Budget 2024: More Band-Aids Than Surgery!!

Sindujaa D N
In a recent article, the Union Finance minister has been commended for adopting major policy proposals from the Congress’s 2024 manifesto. Employment-linked incentives and apprenticeship provisions are seen as positive steps, though they might not address the fundamental economic issues.
The New Employment Generation scheme and New Internship Program received Rs. 10,000 crore and Rs. 2,000 crore respectively, reflecting a cautious approach reminiscent of the Atmanirbhar Bharat package. The government's reliance on supply-side measures in a demand-driven crisis raises doubts. On average, each company would need to take on 20,000 interns, a daunting task with uncertain returns. Without increased demand and production, companies may not be willing to reduce profit margins by hiring more workers.
The budget's focus on short-term fixes instead of long-term solutions is evident. Private consumption growth hit a 20-year low in 2024 (excluding the COVID-19 period), and household savings fell to a 47-year low. The RBI's May 2024 consumer confidence survey indicated growing pessimism among people. Amidst a generational income crisis, the budget's measures fell short.
Tax exemptions could have provided a quick boost to consumption. However, the revised tax slabs only apply to the new regime, which lacks deductions. A middle-class family, for instance, might defer purchasing a flat due to the inability to deduct home loan interest. Such deferred decisions collectively contribute to a national demand slump.
Inflation remains a significant concern, with food inflation surpassing 9.5 percent in June. The finance minister's claims of controlled price rise seem disconnected from reality. Household consumption surveys reveal that over 80 percent of people spend less than Rs. 200 per day, and nearly 34 percent spend less than Rs. 100 per day.

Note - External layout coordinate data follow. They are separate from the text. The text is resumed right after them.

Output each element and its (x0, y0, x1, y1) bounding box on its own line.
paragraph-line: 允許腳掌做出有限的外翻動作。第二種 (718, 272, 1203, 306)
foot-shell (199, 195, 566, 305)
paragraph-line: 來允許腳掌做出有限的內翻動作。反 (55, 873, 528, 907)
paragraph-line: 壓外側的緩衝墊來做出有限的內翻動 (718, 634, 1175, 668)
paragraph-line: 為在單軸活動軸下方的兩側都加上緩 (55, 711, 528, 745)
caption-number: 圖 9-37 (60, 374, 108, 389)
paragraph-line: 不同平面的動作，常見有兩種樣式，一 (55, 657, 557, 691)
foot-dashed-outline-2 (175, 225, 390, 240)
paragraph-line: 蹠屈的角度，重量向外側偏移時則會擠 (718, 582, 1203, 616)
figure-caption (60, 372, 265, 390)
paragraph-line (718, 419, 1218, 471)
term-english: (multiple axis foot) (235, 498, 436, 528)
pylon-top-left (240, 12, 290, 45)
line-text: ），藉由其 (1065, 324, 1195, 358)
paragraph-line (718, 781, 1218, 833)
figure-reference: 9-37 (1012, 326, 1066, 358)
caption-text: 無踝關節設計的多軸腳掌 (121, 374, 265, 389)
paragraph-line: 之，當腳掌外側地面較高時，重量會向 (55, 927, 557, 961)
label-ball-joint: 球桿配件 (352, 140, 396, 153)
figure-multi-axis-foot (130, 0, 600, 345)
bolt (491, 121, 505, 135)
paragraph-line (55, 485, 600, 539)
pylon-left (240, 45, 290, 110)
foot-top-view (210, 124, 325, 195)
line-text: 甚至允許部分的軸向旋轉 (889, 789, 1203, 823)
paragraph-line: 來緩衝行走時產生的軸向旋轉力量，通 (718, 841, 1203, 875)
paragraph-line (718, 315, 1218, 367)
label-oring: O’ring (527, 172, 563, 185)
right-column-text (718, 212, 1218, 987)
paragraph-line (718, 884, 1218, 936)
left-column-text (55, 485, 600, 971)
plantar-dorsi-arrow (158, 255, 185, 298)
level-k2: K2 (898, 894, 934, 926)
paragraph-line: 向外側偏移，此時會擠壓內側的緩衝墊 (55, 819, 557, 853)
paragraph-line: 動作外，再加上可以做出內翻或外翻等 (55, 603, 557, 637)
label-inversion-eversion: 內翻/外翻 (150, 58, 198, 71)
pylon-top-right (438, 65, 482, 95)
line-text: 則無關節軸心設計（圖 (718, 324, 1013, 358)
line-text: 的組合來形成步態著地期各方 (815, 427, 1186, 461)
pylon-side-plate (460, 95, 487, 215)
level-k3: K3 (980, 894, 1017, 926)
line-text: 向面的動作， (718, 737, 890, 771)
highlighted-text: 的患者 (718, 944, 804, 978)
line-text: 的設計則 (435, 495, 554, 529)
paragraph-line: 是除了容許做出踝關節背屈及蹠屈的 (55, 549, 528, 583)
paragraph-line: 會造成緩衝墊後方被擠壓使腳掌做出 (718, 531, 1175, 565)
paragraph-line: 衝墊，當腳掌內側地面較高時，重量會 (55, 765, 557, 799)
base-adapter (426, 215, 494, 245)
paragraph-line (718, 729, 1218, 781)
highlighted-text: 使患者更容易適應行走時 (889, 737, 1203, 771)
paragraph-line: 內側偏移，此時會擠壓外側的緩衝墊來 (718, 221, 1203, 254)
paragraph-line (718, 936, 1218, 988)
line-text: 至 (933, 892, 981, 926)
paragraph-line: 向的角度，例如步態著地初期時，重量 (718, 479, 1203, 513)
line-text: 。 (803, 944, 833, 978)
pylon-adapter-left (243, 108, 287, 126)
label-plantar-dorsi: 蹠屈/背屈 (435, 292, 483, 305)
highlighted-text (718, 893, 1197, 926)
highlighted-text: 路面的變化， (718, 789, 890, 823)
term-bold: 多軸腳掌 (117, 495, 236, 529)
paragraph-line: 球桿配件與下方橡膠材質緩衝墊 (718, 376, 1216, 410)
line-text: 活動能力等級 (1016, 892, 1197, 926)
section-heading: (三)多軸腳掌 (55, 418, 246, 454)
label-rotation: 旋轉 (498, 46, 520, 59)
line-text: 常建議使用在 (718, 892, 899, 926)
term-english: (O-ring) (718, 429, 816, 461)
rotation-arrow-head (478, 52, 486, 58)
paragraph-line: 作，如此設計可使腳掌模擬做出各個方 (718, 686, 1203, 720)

This vast population sees little benefit from the budget.
The budget's allocation choices are also telling. Cuts in food and fertilizer subsidies, a marginal reduction in the defense budget, and stagnant funding for MGNREGS despite increasing demand highlight the government's priorities. Despite growing eligibility, allocations for PM Kisan and crop insurance schemes have not increased.
Critics point to the government's appeasement of political allies, notably andhra pradesh and Bihar, which undermines the PM's strongman image. The budget contrasts sharply with Dr. manmohan Singh’s 1991 reforms, which, despite unpopularity, set india on a path to economic growth. While Singh and Rao risked political power for long-term prosperity, the current leadership appears more focused on consolidating political alliances.
As tomorrow marks the anniversary of Dr. Singh’s transformative budget, it's a poignant reminder of missed opportunities. The government had a chance to initiate economic recovery but chose to prioritize political expediency instead.